Most clients (n = 73, 79%) were examined within 72 hours of the assault. After initial discussion, six clients declined examination. Thirty two clients had no evidence of injury. Non-genital injury (NGI) was found in 37 cases (40%). Anal injuries were found in 31 cases (34%). Proctoscopy was done in 66 cases and revealed abnormal findings in six clients. Of those men reporting rape, 21 had anal injuries (39%). Anal injuries were found in a further 10 males who were unsure or unable to give a history of the assault. There were no genital injuries.

Medical management and follow up

Twenty one of the 92 clients attended follow up at the Haven; 15 clients were referred or chose to attend other services; 2 clients returned to prison. Thus, 41% did not attend follow up. Seventeen clients commenced hepatitis B vaccination although only two completed the course (13 did not attend). HIV post-exposure prophylaxis (PEP) was initiated in 31 cases (34%). Three clients completed 4 weeks of PEP and one further client did so with brief interruptions in therapy. Twenty one clients did not complete PEP because they did not attend follow up. The remaining six chose to attend other centres. Of the 31 clients with anal injury 14 started PEP (45%), as did 23 (43%) of the 54 clients who alleged rape. The 31 clients who reported this type of assault but did not take PEP included four cases of group rape.

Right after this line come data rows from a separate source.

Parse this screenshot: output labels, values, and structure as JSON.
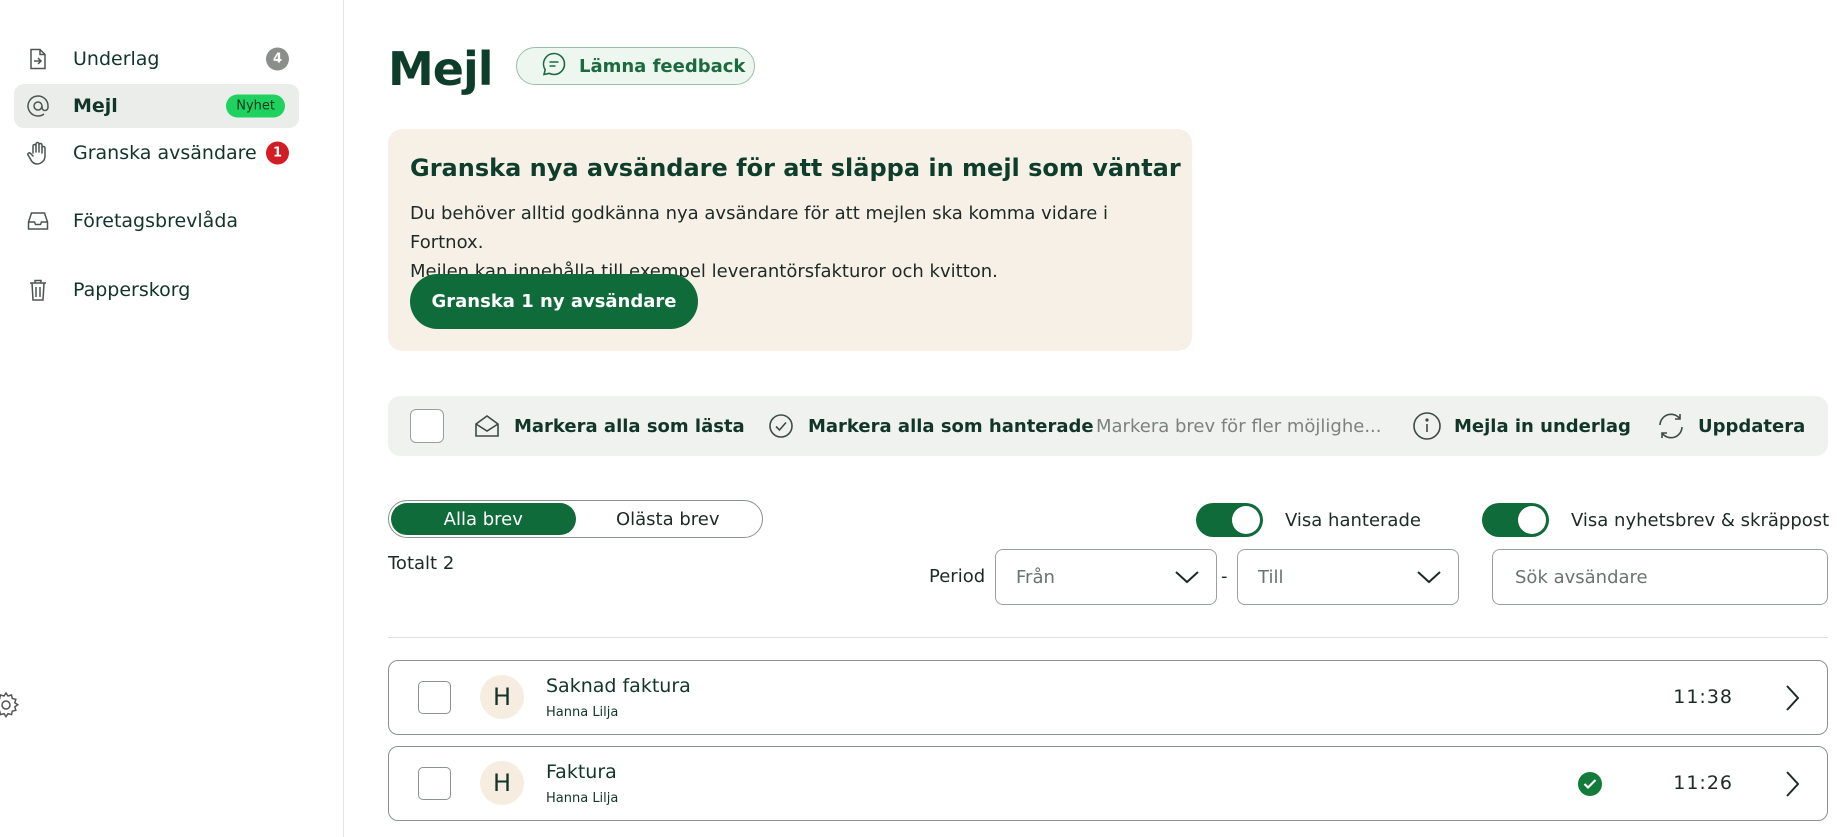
{
  "sidebar": {
    "items": [
      {
        "label": "Underlag",
        "icon": "document-arrow-icon",
        "badge": "4"
      },
      {
        "label": "Mejl",
        "icon": "at-sign-icon",
        "badge": "Nyhet"
      },
      {
        "label": "Granska avsändare",
        "icon": "hand-icon",
        "badge": "1"
      },
      {
        "label": "Företagsbrevlåda",
        "icon": "inbox-tray-icon"
      },
      {
        "label": "Papperskorg",
        "icon": "trash-icon"
      }
    ]
  },
  "header": {
    "title": "Mejl",
    "feedback_label": "Lämna feedback"
  },
  "banner": {
    "title": "Granska nya avsändare för att släppa in mejl som väntar",
    "text_line1": "Du behöver alltid godkänna nya avsändare för att mejlen ska komma vidare i Fortnox.",
    "text_line2": "Mejlen kan innehålla till exempel leverantörsfakturor och kvitton.",
    "button_label": "Granska 1 ny avsändare"
  },
  "toolbar": {
    "mark_read_label": "Markera alla som lästa",
    "mark_handled_label": "Markera alla som hanterade",
    "hint": "Markera brev för fler möjlighe...",
    "mail_in_label": "Mejla in underlag",
    "refresh_label": "Uppdatera"
  },
  "filters": {
    "segments": [
      "Alla brev",
      "Olästa brev"
    ],
    "active_segment": "Alla brev",
    "toggle_handled_label": "Visa hanterade",
    "toggle_handled_on": true,
    "toggle_newsletters_label": "Visa nyhetsbrev & skräppost",
    "toggle_newsletters_on": true,
    "total": "Totalt 2",
    "period_label": "Period",
    "from_placeholder": "Från",
    "separator": "-",
    "to_placeholder": "Till",
    "search_placeholder": "Sök avsändare"
  },
  "emails": [
    {
      "avatar": "H",
      "subject": "Saknad faktura",
      "sender": "Hanna Lilja",
      "time": "11:38",
      "handled": false
    },
    {
      "avatar": "H",
      "subject": "Faktura",
      "sender": "Hanna Lilja",
      "time": "11:26",
      "handled": true
    }
  ],
  "colors": {
    "brand_green": "#0f6b3a",
    "banner_bg": "#f7f0e7",
    "new_badge": "#1fd15e",
    "alert_red": "#d31d24"
  }
}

Low rates of STIs were demonstrated: two men had perianal warts and one was diagnosed with chlamydia.


The above represents the experience of a London based SARC in dealing with male clients. This sample is likely to be biased in that the majority were police referrals and so stranger rape may be over-represented. The age range was similar to that of female clients but ethnic origin differed. Although data were missing in 33% it appears that both heterosexual and homo/bisexual men are at risk. Other authors have reported high levels of non-consensual sex in the latter group.3–5 The findings of rape as the most commonly reported sexual assault and the majority reporting a single male assailant are consistent with other larger case series.6,7 Violence has a role with just under half having evidence of non-genital injuries. This may be equally as common in female victims.7 Over half the men reporting rape had no anal injuries. This is not inconsistent with assault and indeed genital injuries are frequently absent in female victims.8,9,10 Anal rape in female victims increases the likelihood of finding injuries,10 but injury rates are difficult to interpret because of non-standardised definitions.

Male rape may carry a particularly high risk of HIV transmission.11 Although a third of male clients initiated PEP, less than half of those reporting rape or with anal injuries did so and very few completed the course. These rates of uptake and completion are similar to a study primarily investigating use of PEP after sexual assault in women.12 (However, female clients at the Haven have a 41% PEP completion rate.) The low attendance for follow up raises the risk of missed diagnosis of frequently asymptomatic infections such as rectal gonorrhoea as well as HIV.

The number of male victims of sexual assault presenting to medical services is likely to increase. The current expansion in the provision of services for victims of sexual assault in London may also affect the numbers of men seen. Despite comprehensive services the experience at this centre is that men frequently do not engage with the provision of care after the assault, perhaps because of stigma and psychological difficulties. There is a need for more research into men’s perceptions of their risks of assault and sexually transmitted infections as well as their preferences in terms of service provision.